WHAT IS THE ECONOMY? 什么是经济？
To understand the circular economy we first need to understand what an economy actually is.
In this video, Ken Webster takes us right back to the basics of what an economy is.
What is economy? It asks three questions really. 经济是什么？ 实际上就是问三个问题：
-what to produce? -生产什么？
-how to produce it? -怎么生产？
-who gets the benefit? -谁受益？
Every economy has 每一个经济系统都有
-flows of material -物质流动
-flows of energy -能量流动
-flows of information, particularly money -信息流动，特别是货币流动
THE CIRCULAR ECONOMY 循环经济
An economy that is restorative and regenerative by design.
In a circular economy, economic activity builds and rebuilds overall system health.

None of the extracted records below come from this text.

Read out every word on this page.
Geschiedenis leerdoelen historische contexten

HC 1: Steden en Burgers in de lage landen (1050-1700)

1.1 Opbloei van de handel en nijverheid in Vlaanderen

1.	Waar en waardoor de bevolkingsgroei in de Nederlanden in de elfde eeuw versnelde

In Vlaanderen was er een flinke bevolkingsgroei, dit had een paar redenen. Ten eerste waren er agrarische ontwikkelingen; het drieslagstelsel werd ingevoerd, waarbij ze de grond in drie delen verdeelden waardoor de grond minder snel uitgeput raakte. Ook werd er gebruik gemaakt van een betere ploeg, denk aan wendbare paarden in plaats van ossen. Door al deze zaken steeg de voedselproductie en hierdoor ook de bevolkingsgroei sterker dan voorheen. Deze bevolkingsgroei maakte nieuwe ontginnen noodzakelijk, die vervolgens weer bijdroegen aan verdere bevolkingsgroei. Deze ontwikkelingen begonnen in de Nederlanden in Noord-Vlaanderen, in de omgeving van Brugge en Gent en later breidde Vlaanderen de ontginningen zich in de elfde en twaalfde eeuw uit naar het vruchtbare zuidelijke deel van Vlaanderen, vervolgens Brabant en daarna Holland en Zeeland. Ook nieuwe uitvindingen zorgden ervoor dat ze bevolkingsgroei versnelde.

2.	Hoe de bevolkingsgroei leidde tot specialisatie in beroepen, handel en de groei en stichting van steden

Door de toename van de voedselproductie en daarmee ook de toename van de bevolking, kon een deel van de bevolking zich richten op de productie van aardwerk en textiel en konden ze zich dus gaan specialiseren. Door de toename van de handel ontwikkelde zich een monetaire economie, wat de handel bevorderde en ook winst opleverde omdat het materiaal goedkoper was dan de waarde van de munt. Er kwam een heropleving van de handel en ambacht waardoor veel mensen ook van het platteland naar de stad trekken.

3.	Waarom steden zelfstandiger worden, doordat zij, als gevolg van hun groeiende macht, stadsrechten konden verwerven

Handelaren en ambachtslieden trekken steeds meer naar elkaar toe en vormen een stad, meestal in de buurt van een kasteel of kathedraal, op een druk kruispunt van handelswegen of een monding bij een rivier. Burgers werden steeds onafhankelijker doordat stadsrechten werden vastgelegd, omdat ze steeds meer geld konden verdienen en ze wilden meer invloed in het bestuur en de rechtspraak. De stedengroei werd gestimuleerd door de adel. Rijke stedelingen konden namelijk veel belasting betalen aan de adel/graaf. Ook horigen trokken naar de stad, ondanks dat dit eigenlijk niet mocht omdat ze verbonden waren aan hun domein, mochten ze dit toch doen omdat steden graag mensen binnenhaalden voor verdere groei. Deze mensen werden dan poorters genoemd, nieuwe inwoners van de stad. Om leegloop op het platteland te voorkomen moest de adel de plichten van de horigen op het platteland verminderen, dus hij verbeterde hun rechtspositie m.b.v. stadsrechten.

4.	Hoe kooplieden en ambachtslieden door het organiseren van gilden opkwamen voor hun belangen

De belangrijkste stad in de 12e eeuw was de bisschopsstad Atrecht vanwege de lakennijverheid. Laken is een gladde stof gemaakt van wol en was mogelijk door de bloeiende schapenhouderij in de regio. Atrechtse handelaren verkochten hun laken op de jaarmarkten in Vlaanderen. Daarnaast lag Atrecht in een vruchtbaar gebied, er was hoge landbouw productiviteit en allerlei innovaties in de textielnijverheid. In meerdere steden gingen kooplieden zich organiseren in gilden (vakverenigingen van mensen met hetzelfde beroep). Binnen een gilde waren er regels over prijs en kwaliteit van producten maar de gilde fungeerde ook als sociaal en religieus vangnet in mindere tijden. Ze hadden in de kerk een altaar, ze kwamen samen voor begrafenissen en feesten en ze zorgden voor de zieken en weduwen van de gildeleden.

The concept recognises the importance of the economy needing to work effectively at all scales – for big and small businesses, for organisations and individuals, globally and locally.
It is based on three principles: 它基于三个原则：
Design out waste and pollution 将废物和污染设计出局
Keep products and materials in use 保持产品和材料持续使用
Regenerate natural systems 反哺自然系统
DESIGN OUT WASTE AND POLLUTION 将废物和污染设计出局
What if waste and pollution were never created in the first place?
A circular economy reveals and designs out the negative impacts of economic activity that cause damage to human health and natural systems. This includes the release of greenhouse gases and hazardous substances, the pollution of air, land, and water, as well as structural waste such as traffic congestion.
KEEP PRODUCTS AND MATERIALS IN USE 保持产品和材料持续使用
What if we could build an economy that uses things rather than uses them up?
A circular economy favours activities that preserve value in the form of energy, labour, and materials. This means designing for durability, reuse, remanufacturing, and recycling to keep products, components, and materials circulating in the economy. Circular systems make effective use of bio-based materials by encouraging many different uses for them as they cycle between the economy and natural systems.
REGENERATE NATURAL SYSTEMS 反哺自然系统
What if we could not only protect, but actively improve the environment?
A circular economy avoids the use of non-renewable resources and preserves or enhances renewable ones, for instance by returning valuable nutrients to the soil to support regeneration, or using renewable energy as opposed to relying on fossil fuels.
PAUSE FOR THOUGHT 停一下，想一想
Having just learnt the three principles of the circular economy, how would you describe the principles that underpin the current, linear economy?
My Answer 我的回答：
生产什么：Aim to keep GDP growing 以保持生产总值增长为目标
怎么生产：Produce efficiently, regardless of waste 高效产出，不考虑废弃物
谁受益：Return on investment 投资方受益
What is your opinion? 你怎么看？